Fiscal spending growth in 4QFY20 would be worse

* Based on the monthly data available for 18 major states (accounting for ~90% of all states), we note that their fiscal deficit was at 57.2% of budget estimates (BEs) in 9MFY20, much higher than 48.8% in the corresponding period last year. While tax receipts grew at decadal low of only 1.0% YoY, states’ spending grew 9.1% during the same period. Within total spending, revenue spending was up 10.4% YoY while capital spending declined 0.4% YoY in 9MFY20.

* States’ tax receipts marked its first decline (of 1.6% YoY) in almost 8 years in 3QFY20. Total receipts, however, grew at a respectable 7.2% YoY in 3QFY20 (lower than 12.5% in 2QFY20), primarily supported by ~80% growth in grants-in-aid from the central government. Total receipts, thus, increased at 9-year low of 6.1% YoY in 9MFY20 and accounted for 59.3% of BEs – the lowest in 5 years.

* States’ total spending, however, grew at a slower pace of 9.4% YoY in 3QFY20, compared to 11-quarter high growth of 16.6% in 2QFY20. Within total spending, while capital spending declined 7.5% YoY in 3QFY20, revenue expenditure grew at 12.5% during the quarter. So far (Apr-Dec’19), the states have spent 59% of their budgeted expenditure for FY20.

* Combining the center and states’ finances, total tax receipts declined 8.2% and total receipts shrank 4.5% in 3QFY20, marking the first contraction in at least the past 8 years. On the other hand, total spending maintained decent growth of 13.2% during the quarter.

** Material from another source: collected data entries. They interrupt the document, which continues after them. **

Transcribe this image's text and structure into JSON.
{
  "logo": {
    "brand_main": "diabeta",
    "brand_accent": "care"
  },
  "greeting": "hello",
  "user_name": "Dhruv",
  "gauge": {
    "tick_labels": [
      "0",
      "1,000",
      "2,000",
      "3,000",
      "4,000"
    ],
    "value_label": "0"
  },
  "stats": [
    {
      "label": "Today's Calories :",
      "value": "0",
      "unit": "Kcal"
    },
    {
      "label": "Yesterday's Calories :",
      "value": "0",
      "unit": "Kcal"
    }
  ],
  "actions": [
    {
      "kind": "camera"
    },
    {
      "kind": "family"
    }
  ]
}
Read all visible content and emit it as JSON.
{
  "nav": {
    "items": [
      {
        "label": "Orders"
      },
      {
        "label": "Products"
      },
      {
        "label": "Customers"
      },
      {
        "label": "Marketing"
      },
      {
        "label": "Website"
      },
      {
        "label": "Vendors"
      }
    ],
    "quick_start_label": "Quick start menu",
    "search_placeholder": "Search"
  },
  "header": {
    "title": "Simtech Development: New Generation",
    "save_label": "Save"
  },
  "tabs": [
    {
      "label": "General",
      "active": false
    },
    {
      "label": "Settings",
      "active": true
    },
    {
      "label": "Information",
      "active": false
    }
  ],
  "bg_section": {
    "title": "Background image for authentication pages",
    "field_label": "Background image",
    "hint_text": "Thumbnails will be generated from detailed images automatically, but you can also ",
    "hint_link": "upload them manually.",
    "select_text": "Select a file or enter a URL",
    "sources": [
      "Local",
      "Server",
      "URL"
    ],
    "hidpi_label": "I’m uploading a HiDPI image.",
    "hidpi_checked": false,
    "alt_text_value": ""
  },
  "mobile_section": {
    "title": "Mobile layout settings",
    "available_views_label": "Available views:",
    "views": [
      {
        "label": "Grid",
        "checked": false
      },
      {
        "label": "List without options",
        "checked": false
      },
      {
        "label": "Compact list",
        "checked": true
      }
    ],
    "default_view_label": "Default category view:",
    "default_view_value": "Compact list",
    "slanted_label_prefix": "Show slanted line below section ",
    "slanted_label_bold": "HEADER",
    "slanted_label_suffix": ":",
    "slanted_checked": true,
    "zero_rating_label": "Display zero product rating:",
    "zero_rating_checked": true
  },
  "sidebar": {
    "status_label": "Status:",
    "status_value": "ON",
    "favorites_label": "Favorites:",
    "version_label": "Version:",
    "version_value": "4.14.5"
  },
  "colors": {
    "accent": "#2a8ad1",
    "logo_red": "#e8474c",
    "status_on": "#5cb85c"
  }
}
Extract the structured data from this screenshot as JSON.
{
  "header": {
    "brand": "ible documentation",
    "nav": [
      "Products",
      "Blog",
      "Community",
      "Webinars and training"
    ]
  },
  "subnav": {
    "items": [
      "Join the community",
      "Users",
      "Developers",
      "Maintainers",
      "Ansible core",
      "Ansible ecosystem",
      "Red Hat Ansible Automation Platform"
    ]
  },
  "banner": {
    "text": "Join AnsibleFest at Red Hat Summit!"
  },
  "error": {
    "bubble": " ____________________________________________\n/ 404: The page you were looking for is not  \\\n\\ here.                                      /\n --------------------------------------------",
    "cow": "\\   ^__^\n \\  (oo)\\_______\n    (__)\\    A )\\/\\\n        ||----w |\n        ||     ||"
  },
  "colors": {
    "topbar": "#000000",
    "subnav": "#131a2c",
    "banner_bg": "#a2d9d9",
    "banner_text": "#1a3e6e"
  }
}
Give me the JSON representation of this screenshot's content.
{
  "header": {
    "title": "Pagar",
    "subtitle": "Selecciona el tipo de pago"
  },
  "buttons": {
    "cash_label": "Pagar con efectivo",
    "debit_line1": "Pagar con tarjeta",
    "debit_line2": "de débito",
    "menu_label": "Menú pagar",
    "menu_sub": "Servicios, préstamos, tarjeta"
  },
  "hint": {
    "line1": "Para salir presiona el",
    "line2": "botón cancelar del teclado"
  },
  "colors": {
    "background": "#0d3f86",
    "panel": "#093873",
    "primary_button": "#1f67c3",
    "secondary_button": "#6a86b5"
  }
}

* As discussed earlier, government spending has been a key supporter of economic growth in the past many years. However, unrealistic tax assumptions imply that spending cuts are inevitable in 4QFY20 – same as in the past two years. Although the central government has reduced its receipts by INR1.5t in FY20 RE (revised estimates), we believe that there could still be a shortfall of INR900b this year. Further, since the center has revised down the devolution to states by as much as INR1.5t in FY20, states will definitely feel the heat in 4QFY20. Since the center has guaranteed ~14% growth in tax collection for states till 2021-22, the former will have to bear a larger burden of the economic slowdown. In all certainty, thus, fiscal spending growth should be much lower in 4QFY20.

In this note, we assess the finances of 18 state governments – Andhra Pradesh (AP), Chhattisgarh (CT), Gujarat (GJ), Haryana (HR), Himachal Pradesh (HP), Jharkhand (JH), Karnataka (KA), Kerala (KL), Madhya Pradesh (MP), Maharashtra (MH), Odisha (OD), Punjab (PB), Rajasthan (RJ), Telangana (TS), Tamil Nadu (TN), Uttar Pradesh (UP), Uttarakhand (UK) and West Bengal (WB).


Fiscal deficit of states at 3-year high in Apr-Dec’19…:

Fiscal deficit of 18 states reached 57.2% of BEs during Apr-Dec’19, the highest in 3 years and second highest in 10 years (Exhibit 1). Moreover, fiscal deficit of the center reached 132.4% of BEs during the corresponding months. Consequently, for the first time in a decade, aggregate fiscal deficit of the general government (center + 18 states) breached the full-year target by 3.7% of BEs during the first 9 months of FY20 itself (Exhibit 2).